Full Dataset: A weak but statistically significant downward trend exists overall (slope = -0.0003516). Pre-2000: The trend is slightly stronger and downward (slope = -0.0006435), likely due to sparse and inconsistent data. Post-2000: A slight upward trend (slope = 0.0009360) reflects increasing popularity scores, possibly due to better tracking and higher engagement in the streaming era. #Significance: Trends reveal the changing dynamics of music popularity over time. The downward trend pre-2000 might reflect biases or limitations in older data, while the upward trend post-2000 aligns with the growth of streaming platforms and global music reach. # Further Investigation: 1. Investigate potential causes for these shifts, such as changes in music consumption habits, technological advancements, or industry practices. 2. How do trends differ across genres or artists during the same periods?

Detecting Seasonality Using Smoothing and ACF/PACF

applied a 12-month moving average to smooth the data and used ACF and PACF plots to detect seasonality.

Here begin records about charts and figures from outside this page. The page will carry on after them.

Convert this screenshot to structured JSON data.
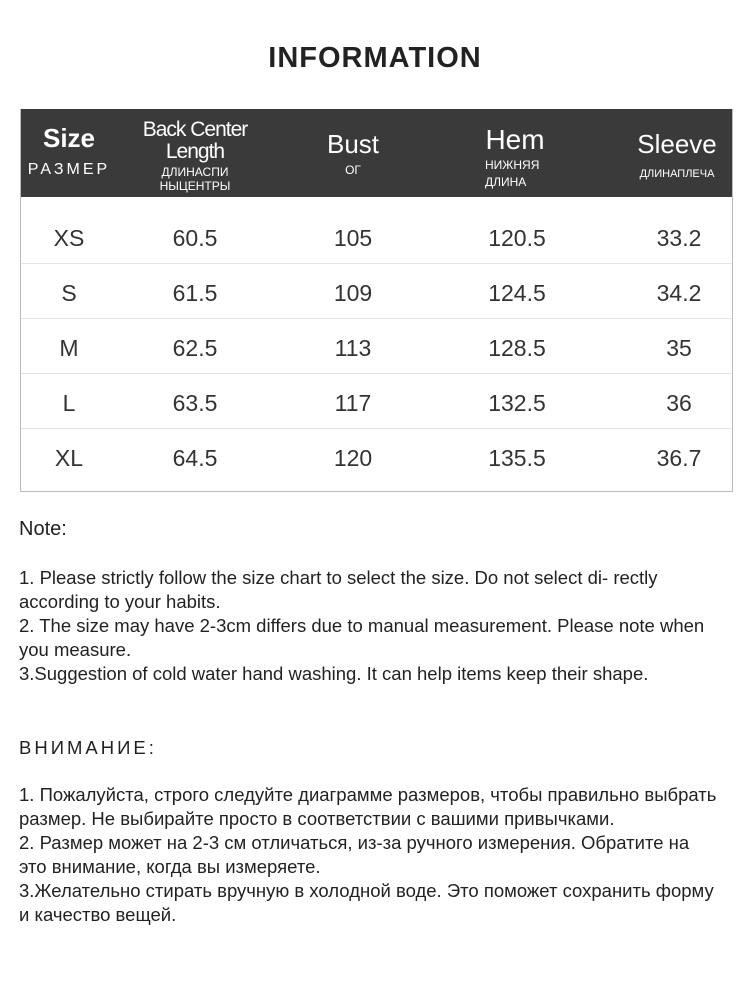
{
  "title": "INFORMATION",
  "headers": [
    {
      "en": "Size",
      "ru": "РАЗМЕР"
    },
    {
      "en": "Back Center Length",
      "ru": "ДЛИНАСПИ НЫЦЕНТРЫ"
    },
    {
      "en": "Bust",
      "ru": "ОГ"
    },
    {
      "en": "Hem",
      "ru": "НИЖНЯЯ ДЛИНА"
    },
    {
      "en": "Sleeve",
      "ru": "ДЛИНАПЛЕЧА"
    }
  ],
  "rows": [
    [
      "XS",
      "60.5",
      "105",
      "120.5",
      "33.2"
    ],
    [
      "S",
      "61.5",
      "109",
      "124.5",
      "34.2"
    ],
    [
      "M",
      "62.5",
      "113",
      "128.5",
      "35"
    ],
    [
      "L",
      "63.5",
      "117",
      "132.5",
      "36"
    ],
    [
      "XL",
      "64.5",
      "120",
      "135.5",
      "36.7"
    ]
  ],
  "note": {
    "heading": "Note:",
    "items": [
      "1. Please strictly follow the size chart  to select the size. Do not select di- rectly according to your habits.",
      "2. The size may have 2-3cm differs due to manual measurement. Please note when you measure.",
      "3.Suggestion of cold water hand washing. It can help items keep their shape."
    ]
  },
  "note_ru": {
    "heading": "ВНИМАНИЕ:",
    "items": [
      "1. Пожалуйста, строго следуйте диаграмме размеров, чтобы правильно выбрать размер. Не выбирайте просто в соответствии с вашими привычками.",
      "2. Размер может на 2-3 см отличаться, из-за ручного измерения. Обратите на это внимание, когда вы измеряете.",
      "3.Желательно стирать вручную в холодной воде. Это поможет сохранить форму и качество вещей."
    ]
  }
}
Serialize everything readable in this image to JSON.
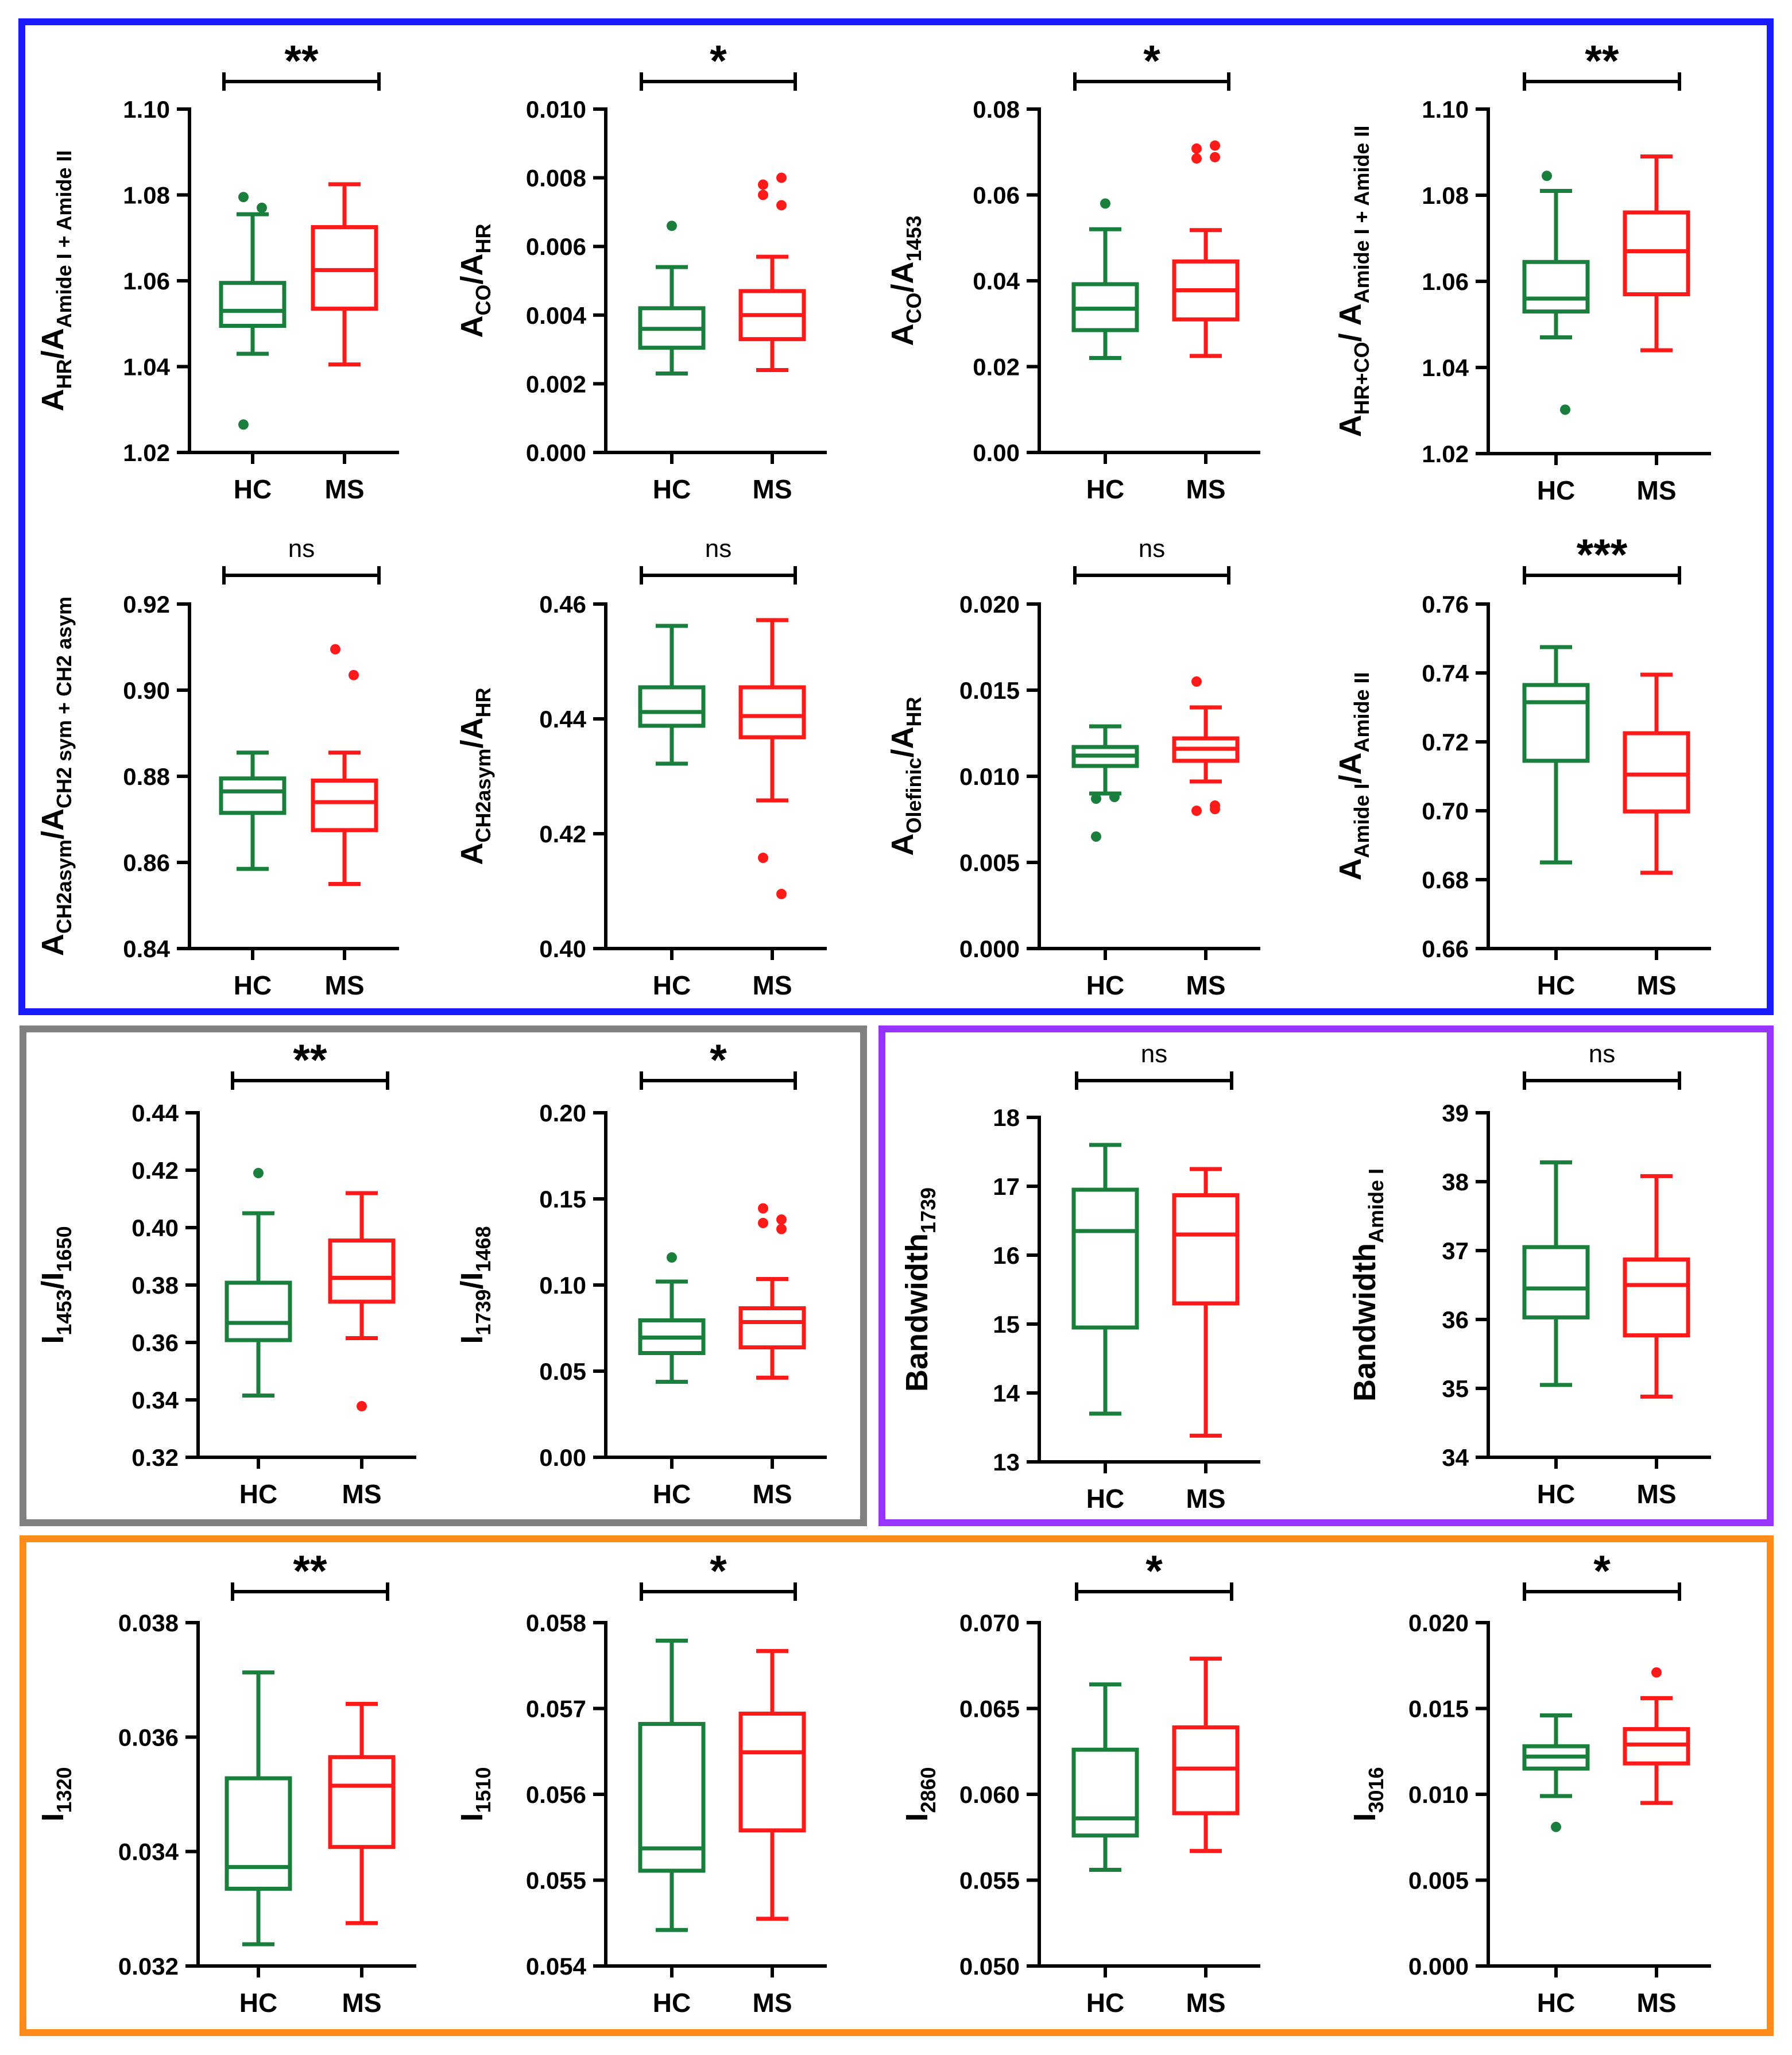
{
  "colors": {
    "hc": "#1a7f3c",
    "ms": "#ff1a1a",
    "axis": "#000000",
    "frame_blue": "#1a1aff",
    "frame_gray": "#808080",
    "frame_purple": "#9933ff",
    "frame_orange": "#ff8c1a"
  },
  "groups": [
    "HC",
    "MS"
  ],
  "chart_data": [
    {
      "type": "box",
      "id": "hr_amide",
      "ylabel": [
        {
          "t": "A"
        },
        {
          "t": "HR",
          "sub": true
        },
        {
          "t": "/A"
        },
        {
          "t": "Amide I + Amide II",
          "sub": true
        }
      ],
      "ylim": [
        1.02,
        1.1
      ],
      "ticks": [
        "1.02",
        "1.04",
        "1.06",
        "1.08",
        "1.10"
      ],
      "significance": "**",
      "boxes": [
        {
          "group": "HC",
          "min": 1.043,
          "q1": 1.0495,
          "median": 1.053,
          "q3": 1.0595,
          "max": 1.0755,
          "outliers": [
            1.0795,
            1.077,
            1.0265
          ]
        },
        {
          "group": "MS",
          "min": 1.0405,
          "q1": 1.0535,
          "median": 1.0625,
          "q3": 1.0725,
          "max": 1.0825,
          "outliers": []
        }
      ]
    },
    {
      "type": "box",
      "id": "co_hr",
      "ylabel": [
        {
          "t": "A"
        },
        {
          "t": "CO",
          "sub": true
        },
        {
          "t": "/A"
        },
        {
          "t": "HR",
          "sub": true
        }
      ],
      "ylim": [
        0.0,
        0.01
      ],
      "ticks": [
        "0.000",
        "0.002",
        "0.004",
        "0.006",
        "0.008",
        "0.010"
      ],
      "significance": "*",
      "boxes": [
        {
          "group": "HC",
          "min": 0.0023,
          "q1": 0.00305,
          "median": 0.0036,
          "q3": 0.0042,
          "max": 0.0054,
          "outliers": [
            0.0066
          ]
        },
        {
          "group": "MS",
          "min": 0.0024,
          "q1": 0.0033,
          "median": 0.004,
          "q3": 0.0047,
          "max": 0.0057,
          "outliers": [
            0.0078,
            0.008,
            0.0075,
            0.0072
          ]
        }
      ]
    },
    {
      "type": "box",
      "id": "co_1453",
      "ylabel": [
        {
          "t": "A"
        },
        {
          "t": "CO",
          "sub": true
        },
        {
          "t": "/A"
        },
        {
          "t": "1453",
          "sub": true
        }
      ],
      "ylim": [
        0.0,
        0.08
      ],
      "ticks": [
        "0.00",
        "0.02",
        "0.04",
        "0.06",
        "0.08"
      ],
      "significance": "*",
      "boxes": [
        {
          "group": "HC",
          "min": 0.022,
          "q1": 0.0285,
          "median": 0.0335,
          "q3": 0.0392,
          "max": 0.052,
          "outliers": [
            0.058
          ]
        },
        {
          "group": "MS",
          "min": 0.0225,
          "q1": 0.031,
          "median": 0.0378,
          "q3": 0.0445,
          "max": 0.0518,
          "outliers": [
            0.0708,
            0.0715,
            0.0685,
            0.0688
          ]
        }
      ]
    },
    {
      "type": "box",
      "id": "hrco_amide",
      "ylabel": [
        {
          "t": "A"
        },
        {
          "t": "HR+CO",
          "sub": true
        },
        {
          "t": "/ A"
        },
        {
          "t": "Amide I + Amide II",
          "sub": true
        }
      ],
      "ylim": [
        1.02,
        1.1
      ],
      "ticks": [
        "1.02",
        "1.04",
        "1.06",
        "1.08",
        "1.10"
      ],
      "significance": "**",
      "boxes": [
        {
          "group": "HC",
          "min": 1.047,
          "q1": 1.053,
          "median": 1.056,
          "q3": 1.0645,
          "max": 1.081,
          "outliers": [
            1.0845,
            1.0302
          ]
        },
        {
          "group": "MS",
          "min": 1.044,
          "q1": 1.057,
          "median": 1.067,
          "q3": 1.076,
          "max": 1.089,
          "outliers": []
        }
      ]
    },
    {
      "type": "box",
      "id": "ch2_ratio",
      "ylabel": [
        {
          "t": "A"
        },
        {
          "t": "CH2asym",
          "sub": true
        },
        {
          "t": "/A"
        },
        {
          "t": "CH2 sym + CH2 asym",
          "sub": true
        }
      ],
      "ylim": [
        0.84,
        0.92
      ],
      "ticks": [
        "0.84",
        "0.86",
        "0.88",
        "0.90",
        "0.92"
      ],
      "significance": "ns",
      "boxes": [
        {
          "group": "HC",
          "min": 0.8585,
          "q1": 0.8715,
          "median": 0.8765,
          "q3": 0.8795,
          "max": 0.8855,
          "outliers": []
        },
        {
          "group": "MS",
          "min": 0.855,
          "q1": 0.8675,
          "median": 0.874,
          "q3": 0.879,
          "max": 0.8855,
          "outliers": [
            0.9095,
            0.9035
          ]
        }
      ]
    },
    {
      "type": "box",
      "id": "ch2_hr",
      "ylabel": [
        {
          "t": "A"
        },
        {
          "t": "CH2asym",
          "sub": true
        },
        {
          "t": "/A"
        },
        {
          "t": "HR",
          "sub": true
        }
      ],
      "ylim": [
        0.4,
        0.46
      ],
      "ticks": [
        "0.40",
        "0.42",
        "0.44",
        "0.46"
      ],
      "significance": "ns",
      "boxes": [
        {
          "group": "HC",
          "min": 0.4322,
          "q1": 0.4388,
          "median": 0.4412,
          "q3": 0.4455,
          "max": 0.4562,
          "outliers": []
        },
        {
          "group": "MS",
          "min": 0.4258,
          "q1": 0.4368,
          "median": 0.4405,
          "q3": 0.4455,
          "max": 0.4572,
          "outliers": [
            0.4158,
            0.4095
          ]
        }
      ]
    },
    {
      "type": "box",
      "id": "olefinic_hr",
      "ylabel": [
        {
          "t": "A"
        },
        {
          "t": "Olefinic",
          "sub": true
        },
        {
          "t": "/A"
        },
        {
          "t": "HR",
          "sub": true
        }
      ],
      "ylim": [
        0.0,
        0.02
      ],
      "ticks": [
        "0.000",
        "0.005",
        "0.010",
        "0.015",
        "0.020"
      ],
      "significance": "ns",
      "boxes": [
        {
          "group": "HC",
          "min": 0.009,
          "q1": 0.0106,
          "median": 0.0112,
          "q3": 0.0117,
          "max": 0.0129,
          "outliers": [
            0.0087,
            0.0088,
            0.0065
          ]
        },
        {
          "group": "MS",
          "min": 0.0097,
          "q1": 0.0109,
          "median": 0.0116,
          "q3": 0.0122,
          "max": 0.014,
          "outliers": [
            0.0155,
            0.0083,
            0.008,
            0.0081
          ]
        }
      ]
    },
    {
      "type": "box",
      "id": "amide_i_ii",
      "ylabel": [
        {
          "t": "A"
        },
        {
          "t": "Amide I",
          "sub": true
        },
        {
          "t": "/A"
        },
        {
          "t": "Amide II",
          "sub": true
        }
      ],
      "ylim": [
        0.66,
        0.76
      ],
      "ticks": [
        "0.66",
        "0.68",
        "0.70",
        "0.72",
        "0.74",
        "0.76"
      ],
      "significance": "***",
      "boxes": [
        {
          "group": "HC",
          "min": 0.685,
          "q1": 0.7145,
          "median": 0.7315,
          "q3": 0.7365,
          "max": 0.7475,
          "outliers": []
        },
        {
          "group": "MS",
          "min": 0.682,
          "q1": 0.6998,
          "median": 0.7105,
          "q3": 0.7225,
          "max": 0.7395,
          "outliers": []
        }
      ]
    },
    {
      "type": "box",
      "id": "i1453_i1650",
      "ylabel": [
        {
          "t": "I"
        },
        {
          "t": "1453",
          "sub": true
        },
        {
          "t": "/I"
        },
        {
          "t": "1650",
          "sub": true
        }
      ],
      "ylim": [
        0.32,
        0.44
      ],
      "ticks": [
        "0.32",
        "0.34",
        "0.36",
        "0.38",
        "0.40",
        "0.42",
        "0.44"
      ],
      "significance": "**",
      "boxes": [
        {
          "group": "HC",
          "min": 0.3415,
          "q1": 0.3608,
          "median": 0.3668,
          "q3": 0.3808,
          "max": 0.405,
          "outliers": [
            0.419
          ]
        },
        {
          "group": "MS",
          "min": 0.3615,
          "q1": 0.3742,
          "median": 0.3825,
          "q3": 0.3955,
          "max": 0.412,
          "outliers": [
            0.3378
          ]
        }
      ]
    },
    {
      "type": "box",
      "id": "i1739_i1468",
      "ylabel": [
        {
          "t": "I"
        },
        {
          "t": "1739",
          "sub": true
        },
        {
          "t": "/I"
        },
        {
          "t": "1468",
          "sub": true
        }
      ],
      "ylim": [
        0.0,
        0.2
      ],
      "ticks": [
        "0.00",
        "0.05",
        "0.10",
        "0.15",
        "0.20"
      ],
      "significance": "*",
      "boxes": [
        {
          "group": "HC",
          "min": 0.0438,
          "q1": 0.0605,
          "median": 0.0695,
          "q3": 0.0795,
          "max": 0.102,
          "outliers": [
            0.116
          ]
        },
        {
          "group": "MS",
          "min": 0.0462,
          "q1": 0.0638,
          "median": 0.0785,
          "q3": 0.0865,
          "max": 0.1035,
          "outliers": [
            0.1445,
            0.138,
            0.136,
            0.1325
          ]
        }
      ]
    },
    {
      "type": "box",
      "id": "bandwidth_1739",
      "ylabel": [
        {
          "t": "Bandwidth"
        },
        {
          "t": "1739",
          "sub": true
        }
      ],
      "ylim": [
        13,
        18
      ],
      "ticks": [
        "13",
        "14",
        "15",
        "16",
        "17",
        "18"
      ],
      "significance": "ns",
      "boxes": [
        {
          "group": "HC",
          "min": 13.7,
          "q1": 14.95,
          "median": 16.35,
          "q3": 16.95,
          "max": 17.6,
          "outliers": []
        },
        {
          "group": "MS",
          "min": 13.38,
          "q1": 15.3,
          "median": 16.3,
          "q3": 16.87,
          "max": 17.25,
          "outliers": []
        }
      ]
    },
    {
      "type": "box",
      "id": "bandwidth_amide_i",
      "ylabel": [
        {
          "t": "Bandwidth"
        },
        {
          "t": "Amide I",
          "sub": true
        }
      ],
      "ylim": [
        34,
        39
      ],
      "ticks": [
        "34",
        "35",
        "36",
        "37",
        "38",
        "39"
      ],
      "significance": "ns",
      "boxes": [
        {
          "group": "HC",
          "min": 35.05,
          "q1": 36.03,
          "median": 36.45,
          "q3": 37.05,
          "max": 38.28,
          "outliers": []
        },
        {
          "group": "MS",
          "min": 34.88,
          "q1": 35.77,
          "median": 36.5,
          "q3": 36.87,
          "max": 38.08,
          "outliers": []
        }
      ]
    },
    {
      "type": "box",
      "id": "i1320",
      "ylabel": [
        {
          "t": "I"
        },
        {
          "t": "1320",
          "sub": true
        }
      ],
      "ylim": [
        0.032,
        0.038
      ],
      "ticks": [
        "0.032",
        "0.034",
        "0.036",
        "0.038"
      ],
      "significance": "**",
      "boxes": [
        {
          "group": "HC",
          "min": 0.03238,
          "q1": 0.03335,
          "median": 0.03373,
          "q3": 0.03528,
          "max": 0.03713,
          "outliers": []
        },
        {
          "group": "MS",
          "min": 0.03275,
          "q1": 0.03408,
          "median": 0.03515,
          "q3": 0.03565,
          "max": 0.03658,
          "outliers": []
        }
      ]
    },
    {
      "type": "box",
      "id": "i1510",
      "ylabel": [
        {
          "t": "I"
        },
        {
          "t": "1510",
          "sub": true
        }
      ],
      "ylim": [
        0.054,
        0.058
      ],
      "ticks": [
        "0.054",
        "0.055",
        "0.056",
        "0.057",
        "0.058"
      ],
      "significance": "*",
      "boxes": [
        {
          "group": "HC",
          "min": 0.05442,
          "q1": 0.05511,
          "median": 0.05537,
          "q3": 0.05682,
          "max": 0.05779,
          "outliers": []
        },
        {
          "group": "MS",
          "min": 0.05455,
          "q1": 0.05558,
          "median": 0.05649,
          "q3": 0.05694,
          "max": 0.05767,
          "outliers": []
        }
      ]
    },
    {
      "type": "box",
      "id": "i2860",
      "ylabel": [
        {
          "t": "I"
        },
        {
          "t": "2860",
          "sub": true
        }
      ],
      "ylim": [
        0.05,
        0.07
      ],
      "ticks": [
        "0.050",
        "0.055",
        "0.060",
        "0.065",
        "0.070"
      ],
      "significance": "*",
      "boxes": [
        {
          "group": "HC",
          "min": 0.0556,
          "q1": 0.0576,
          "median": 0.0586,
          "q3": 0.0626,
          "max": 0.0664,
          "outliers": []
        },
        {
          "group": "MS",
          "min": 0.0567,
          "q1": 0.0589,
          "median": 0.0615,
          "q3": 0.0639,
          "max": 0.0679,
          "outliers": []
        }
      ]
    },
    {
      "type": "box",
      "id": "i3016",
      "ylabel": [
        {
          "t": "I"
        },
        {
          "t": "3016",
          "sub": true
        }
      ],
      "ylim": [
        0.0,
        0.02
      ],
      "ticks": [
        "0.000",
        "0.005",
        "0.010",
        "0.015",
        "0.020"
      ],
      "significance": "*",
      "boxes": [
        {
          "group": "HC",
          "min": 0.0099,
          "q1": 0.0115,
          "median": 0.0122,
          "q3": 0.0128,
          "max": 0.0146,
          "outliers": [
            0.0081
          ]
        },
        {
          "group": "MS",
          "min": 0.0095,
          "q1": 0.0118,
          "median": 0.0129,
          "q3": 0.0138,
          "max": 0.0156,
          "outliers": [
            0.0171
          ]
        }
      ]
    }
  ]
}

The smoothed plot reveals periodic fluctuations in mean_popularity, and the ACF plot shows peaks at lags corresponding to 12 months, indicating annual seasonality.

Significance:

The presence of annual seasonality suggests that music popularity is influenced by recurring events, such as holiday seasons, summer festivals, or year-end album releases. # Further Investigation: 1. Are specific months (e.g., December) consistently driving seasonal peaks? 2. How do seasonal patterns vary by genre, region, or artist?